Yes, Merrick Garland Found ‘Hilarious’ a Song About ‘Rapes for Sale’

I was surprised and, I admit, incredulous to run across this recent Breitbart article reporting that Attorney General nominee Merrick Garland, as a college student, wrote a review of the musical The Fantasticks in which he labeled “hilarious” a song that (in his words) “provides a shopping list of rapes for sale (e.g. ‘the military rape—it’s done with drums and a great brass band.’).” But the Breitbart account turns out to be accurate. (Here is Garland’s article from the Harvard Crimson’s archives.)

I have no interest in defending Garland’s observation from his college days nearly fifty years ago,* but I will try to put it in some context.
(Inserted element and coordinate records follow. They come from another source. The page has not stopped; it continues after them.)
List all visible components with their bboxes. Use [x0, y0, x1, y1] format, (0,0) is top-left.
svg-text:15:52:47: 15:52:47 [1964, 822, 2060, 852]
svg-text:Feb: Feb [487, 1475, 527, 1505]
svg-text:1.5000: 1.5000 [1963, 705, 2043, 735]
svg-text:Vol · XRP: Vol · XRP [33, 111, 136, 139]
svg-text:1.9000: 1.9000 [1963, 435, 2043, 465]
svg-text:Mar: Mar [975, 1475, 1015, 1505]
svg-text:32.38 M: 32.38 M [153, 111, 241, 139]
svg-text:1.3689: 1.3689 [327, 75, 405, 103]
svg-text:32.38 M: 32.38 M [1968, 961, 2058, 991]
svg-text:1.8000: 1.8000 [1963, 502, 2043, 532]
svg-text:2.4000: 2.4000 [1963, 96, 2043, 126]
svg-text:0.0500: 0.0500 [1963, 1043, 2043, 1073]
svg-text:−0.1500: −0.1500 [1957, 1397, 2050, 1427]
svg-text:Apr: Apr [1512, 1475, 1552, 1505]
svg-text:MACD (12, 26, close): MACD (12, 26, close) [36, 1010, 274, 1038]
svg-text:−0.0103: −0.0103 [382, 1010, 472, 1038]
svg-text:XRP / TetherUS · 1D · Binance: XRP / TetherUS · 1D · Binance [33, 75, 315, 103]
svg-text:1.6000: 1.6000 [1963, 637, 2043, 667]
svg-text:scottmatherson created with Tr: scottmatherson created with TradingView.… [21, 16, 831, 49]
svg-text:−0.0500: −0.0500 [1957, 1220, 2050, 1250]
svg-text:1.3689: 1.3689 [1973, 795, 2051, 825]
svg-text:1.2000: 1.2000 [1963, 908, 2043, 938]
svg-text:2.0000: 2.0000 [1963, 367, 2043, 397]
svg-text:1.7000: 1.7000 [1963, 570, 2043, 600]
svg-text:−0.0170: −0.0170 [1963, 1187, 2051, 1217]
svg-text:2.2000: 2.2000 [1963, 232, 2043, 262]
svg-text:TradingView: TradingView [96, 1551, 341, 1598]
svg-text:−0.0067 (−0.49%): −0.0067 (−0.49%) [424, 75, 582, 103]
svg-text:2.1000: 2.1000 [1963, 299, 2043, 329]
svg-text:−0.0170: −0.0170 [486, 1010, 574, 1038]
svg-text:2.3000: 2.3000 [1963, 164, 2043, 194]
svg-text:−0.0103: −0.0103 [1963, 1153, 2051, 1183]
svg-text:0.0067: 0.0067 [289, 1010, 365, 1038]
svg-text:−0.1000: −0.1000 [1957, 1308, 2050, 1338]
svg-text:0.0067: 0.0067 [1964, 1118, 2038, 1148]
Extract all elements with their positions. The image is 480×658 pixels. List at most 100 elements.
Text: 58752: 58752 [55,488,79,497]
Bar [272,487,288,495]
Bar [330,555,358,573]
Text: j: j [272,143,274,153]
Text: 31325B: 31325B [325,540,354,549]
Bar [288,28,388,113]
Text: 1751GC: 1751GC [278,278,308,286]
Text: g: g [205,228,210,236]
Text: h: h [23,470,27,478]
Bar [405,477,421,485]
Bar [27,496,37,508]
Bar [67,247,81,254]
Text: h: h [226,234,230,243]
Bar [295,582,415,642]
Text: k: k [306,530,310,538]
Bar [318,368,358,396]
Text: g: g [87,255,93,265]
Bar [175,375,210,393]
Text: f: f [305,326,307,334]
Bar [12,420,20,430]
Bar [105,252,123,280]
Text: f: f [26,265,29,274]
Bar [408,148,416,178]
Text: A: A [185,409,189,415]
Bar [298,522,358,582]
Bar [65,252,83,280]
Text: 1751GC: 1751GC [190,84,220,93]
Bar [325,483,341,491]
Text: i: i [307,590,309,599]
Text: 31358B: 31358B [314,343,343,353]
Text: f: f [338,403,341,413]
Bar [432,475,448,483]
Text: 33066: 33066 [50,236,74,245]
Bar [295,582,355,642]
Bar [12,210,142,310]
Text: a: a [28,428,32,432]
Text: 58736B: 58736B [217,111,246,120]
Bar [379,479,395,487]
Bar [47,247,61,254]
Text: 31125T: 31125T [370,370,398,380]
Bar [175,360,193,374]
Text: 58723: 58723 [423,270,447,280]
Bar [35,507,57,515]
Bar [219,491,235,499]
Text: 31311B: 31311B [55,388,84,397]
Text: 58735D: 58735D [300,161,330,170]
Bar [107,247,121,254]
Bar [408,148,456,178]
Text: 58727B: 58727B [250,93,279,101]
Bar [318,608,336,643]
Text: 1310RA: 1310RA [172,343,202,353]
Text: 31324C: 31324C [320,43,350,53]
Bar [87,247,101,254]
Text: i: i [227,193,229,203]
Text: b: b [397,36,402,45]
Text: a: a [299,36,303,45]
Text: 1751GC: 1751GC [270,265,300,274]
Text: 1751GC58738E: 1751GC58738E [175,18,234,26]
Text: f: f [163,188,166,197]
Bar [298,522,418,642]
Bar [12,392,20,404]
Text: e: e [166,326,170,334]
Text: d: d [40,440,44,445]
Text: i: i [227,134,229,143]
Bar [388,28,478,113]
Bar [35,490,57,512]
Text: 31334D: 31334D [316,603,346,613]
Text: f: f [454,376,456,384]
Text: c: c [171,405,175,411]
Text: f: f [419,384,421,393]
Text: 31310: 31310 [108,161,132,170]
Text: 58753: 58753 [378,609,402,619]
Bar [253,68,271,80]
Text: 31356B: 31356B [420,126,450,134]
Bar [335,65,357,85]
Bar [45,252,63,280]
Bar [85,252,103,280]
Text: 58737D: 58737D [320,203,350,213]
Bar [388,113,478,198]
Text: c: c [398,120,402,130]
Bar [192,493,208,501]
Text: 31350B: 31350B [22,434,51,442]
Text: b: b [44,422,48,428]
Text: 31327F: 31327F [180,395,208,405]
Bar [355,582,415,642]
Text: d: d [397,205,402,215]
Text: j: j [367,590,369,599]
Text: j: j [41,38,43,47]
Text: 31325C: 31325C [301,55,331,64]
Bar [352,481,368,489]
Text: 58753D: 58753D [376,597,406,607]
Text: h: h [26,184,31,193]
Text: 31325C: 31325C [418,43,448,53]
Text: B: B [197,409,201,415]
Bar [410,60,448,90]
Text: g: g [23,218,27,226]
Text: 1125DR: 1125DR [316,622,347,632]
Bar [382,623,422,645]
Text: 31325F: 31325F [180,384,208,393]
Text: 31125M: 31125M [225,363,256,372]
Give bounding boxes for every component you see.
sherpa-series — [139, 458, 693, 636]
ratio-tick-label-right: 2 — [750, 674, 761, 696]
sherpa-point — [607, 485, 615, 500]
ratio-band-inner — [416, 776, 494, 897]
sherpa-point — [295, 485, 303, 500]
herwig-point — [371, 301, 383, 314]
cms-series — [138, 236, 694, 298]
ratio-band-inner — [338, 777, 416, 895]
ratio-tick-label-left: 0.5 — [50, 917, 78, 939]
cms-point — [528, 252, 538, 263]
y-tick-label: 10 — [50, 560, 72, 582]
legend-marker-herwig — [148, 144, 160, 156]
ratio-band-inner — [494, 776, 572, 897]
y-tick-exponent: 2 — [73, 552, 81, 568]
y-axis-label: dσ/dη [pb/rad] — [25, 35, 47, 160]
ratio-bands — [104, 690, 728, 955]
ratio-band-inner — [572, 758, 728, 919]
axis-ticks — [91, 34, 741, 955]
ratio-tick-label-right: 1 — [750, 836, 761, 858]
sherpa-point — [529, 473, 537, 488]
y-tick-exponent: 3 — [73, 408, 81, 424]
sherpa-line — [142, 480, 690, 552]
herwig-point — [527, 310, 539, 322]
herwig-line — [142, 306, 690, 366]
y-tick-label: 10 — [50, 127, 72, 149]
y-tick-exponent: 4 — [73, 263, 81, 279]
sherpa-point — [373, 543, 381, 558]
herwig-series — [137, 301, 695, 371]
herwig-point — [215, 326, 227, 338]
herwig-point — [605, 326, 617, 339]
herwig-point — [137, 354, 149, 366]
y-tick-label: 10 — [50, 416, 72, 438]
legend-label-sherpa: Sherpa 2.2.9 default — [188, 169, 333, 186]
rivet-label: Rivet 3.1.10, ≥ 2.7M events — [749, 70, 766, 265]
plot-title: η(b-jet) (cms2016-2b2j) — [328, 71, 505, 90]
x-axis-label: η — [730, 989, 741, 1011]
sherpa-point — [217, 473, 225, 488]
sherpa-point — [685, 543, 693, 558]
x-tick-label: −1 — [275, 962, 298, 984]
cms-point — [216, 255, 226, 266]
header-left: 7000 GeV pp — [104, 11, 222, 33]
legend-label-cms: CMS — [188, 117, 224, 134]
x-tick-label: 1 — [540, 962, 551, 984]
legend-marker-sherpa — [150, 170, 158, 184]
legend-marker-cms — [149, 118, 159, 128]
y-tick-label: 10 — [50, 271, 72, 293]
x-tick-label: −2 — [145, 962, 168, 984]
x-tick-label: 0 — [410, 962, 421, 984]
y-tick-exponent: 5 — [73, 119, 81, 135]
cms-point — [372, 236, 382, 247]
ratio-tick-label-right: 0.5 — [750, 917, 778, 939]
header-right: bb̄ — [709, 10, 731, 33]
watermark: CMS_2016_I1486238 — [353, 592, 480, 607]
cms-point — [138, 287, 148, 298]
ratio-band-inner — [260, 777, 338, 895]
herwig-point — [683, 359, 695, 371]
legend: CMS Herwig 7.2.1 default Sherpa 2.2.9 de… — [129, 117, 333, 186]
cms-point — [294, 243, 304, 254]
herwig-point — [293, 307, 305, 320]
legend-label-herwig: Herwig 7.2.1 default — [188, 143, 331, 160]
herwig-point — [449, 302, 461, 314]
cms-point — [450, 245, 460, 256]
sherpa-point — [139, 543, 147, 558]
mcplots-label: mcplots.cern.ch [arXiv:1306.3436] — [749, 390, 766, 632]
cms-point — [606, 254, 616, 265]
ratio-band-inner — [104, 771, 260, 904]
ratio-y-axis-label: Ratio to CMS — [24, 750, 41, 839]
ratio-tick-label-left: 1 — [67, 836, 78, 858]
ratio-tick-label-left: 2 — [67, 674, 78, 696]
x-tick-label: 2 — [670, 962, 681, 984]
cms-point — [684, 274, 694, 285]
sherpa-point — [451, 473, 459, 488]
What a theatrical performance can make amusing is often difficult to fathom in the abstract, as Mel Brooks’s The Producers, involving a musical comedy about Hitler, demonstrates. I will note that The Fantasticks (according to this Wikipedia entry) ran, on and off Broadway, for 42 years (from 1960 to 2002), “making it the world’s longest-running musical.” So it would seem that many folks shared Garland’s enjoyment of the song.

Not surprisingly, controversy arose at some point over the “rape” lyrics, leading lyricist Tom Jones to revise them—apparently around 2006—to eliminate the word “rape.”

What bearing, if any, a nominee’s college writings have on his fitness for public office is an issue that has arisen frequently in recent years, and too many folks seem eager to use whatever they can as a club against a nominee they dislike. It seems to me that the proper test is simply one of relevance. Do the writings, fairly construed, reveal an objectionable position that the nominee actually held while in college or a tone beyond the bounds of civil debate? If so, have the years since then shown that the nominee has changed his position or has matured in tone?

So far as I am aware, there is nothing in Garland’s outstanding career of public service that would in any way suggest that he is soft on rape or sexual abuse.

I do strongly suspect that a comparable revelation about a high-level Republican nominee would become national news and threaten the nomination, and President Trump’s Ninth Circuit nominee Ryan Bounds was pounded and defeated over much less. But I don’t think that the existence of a double standard provides cause to embrace the wrong standard.

* One oddity: The archives assign the article the impossible date of January 22, 1776. Breitbart moves the date forward two centuries to 1976. But Garland graduated from Harvard in 1974, so 1976 also seems implausible.